The church is roughly T-shaped on plan, comprising a four-bay nave and three-bay chancel laid out on an east-west axis, a porch near the west end of the south elevation, and a single-bay south transept with a small lean-to vestry to its east side.
The walls are constructed of flint with continuous polychromatic red- and gault-brick bands at sill and springing levels, with alternating brick voussoirs to openings throughout. The elevations and corners have shallow buttresses with stone dressings and gault-brick quoins. The roofs are pitched and slate covered, with a band of lighter-coloured slate around mid-way down each slope, timber bargeboards and wrought-iron apex crosses; the roof of the chancel is slightly lower than the nave. A square-plan bellcote with a shingle-covered spire and wrought-iron apex cross sits at the west end of the nave roof; the bellcote has timber-framed walls with timber louvres and rendered panels.
The nave and chancel have single and paired lancet windows with alternating voussoirs; some pairs have simple stone cusping. The west gable features a pair of tall lancet windows and a round window above. The east gable has a three-light window with moulded stone tracery comprising trefoil-cusped lights, an octofoil circle over, and hood mould with figurehead stops; below the window the sill band steps down to meet the flanking buttresses. The apex of the east gable features a red-brick cross set in the flint walling and an iron cross finial over.
A porch projects from the west end of the south elevation of the nave, with a slate-covered roof and decorative bargeboard. It has open timber construction on a low chamfered-brick plinth, a pointed-arched door surround with polychromatic voussoirs, and a door with decorative iron strap hinges. The south transept has a circular window of four roundels to the centre of its south gable and a pair of lancet windows to its west side. The lean-to vestry on the east side of the transept has a small flat-arched two-light window on its east side and a pointed-arched door to the south with decorative iron strap hinges.
The interior of the nave is plastered with two red-brick bands and dressings (painted white but still discernible). The roofs of the nave, chancel and transept are open with exposed scissor-braces. The westernmost end of the nave has a substantial wooden arch on shaped stone corbels, and the chancel has two such substantial arches on corbels.
The floor of the nave has polychromatic encaustic tiling to the central walkway and wooden floors to the pew sections; the chancel has decorative encaustic floor tiles. The pointed openings to the chancel and transept each have two chamfered arches of polychromatic brickwork with intermittent stone blocks, now painted. The inner chancel arch terminates with a colonette over a moulded and carved stone corbel; the outer arch has a hood mould and carved figurehead stop. The inner arch of the transept rests on a carved pointed stone corbel. The pointed arch of the east window has a hood moulding terminating in carved figureheads and a moulded chamfered architrave resting on slender engaged columns.
The east side of the transept has a pointed-arch door to a small vestry, which also has a door from the south side of the chancel and a door to the south of the church.

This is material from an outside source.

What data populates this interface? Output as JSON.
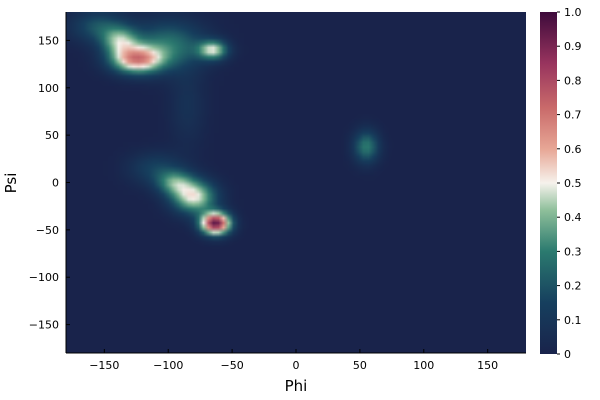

All three doors are ledged with diagonal cross braces and retain original decorative door furniture. The vestry has an encaustic tiled floor. The main porch door is also ledged with diagonal cross braces and retains original decorative door furniture.
Inside the entrance stands an octagonal stone font, now painted, probably designed by J D Wyatt. It features a substantial basin with carved roundels to four faces, set on clustered colonettes and a stepped base.
An early 17th-century Jacobean pulpit stands in the north-east corner of the nave. It is of carved and panelled oak with carved scrolled brackets over a moulded stone base (now painted). The pulpit was removed from the parish church of St Mary, Mildenhall when it was replaced with a new one designed by Wyatt during the church's restoration in 1875-6; its sounding board has remained at St Mary's.
The wooden altar was crafted and presented by Mrs Clarke of Beck Row. It is freestanding with a frame of two trefoil arches to the front. The altar rails of coloured and gilded metal and oak, and the chancel stalls of simple Gothic Revival design, are all of 1876.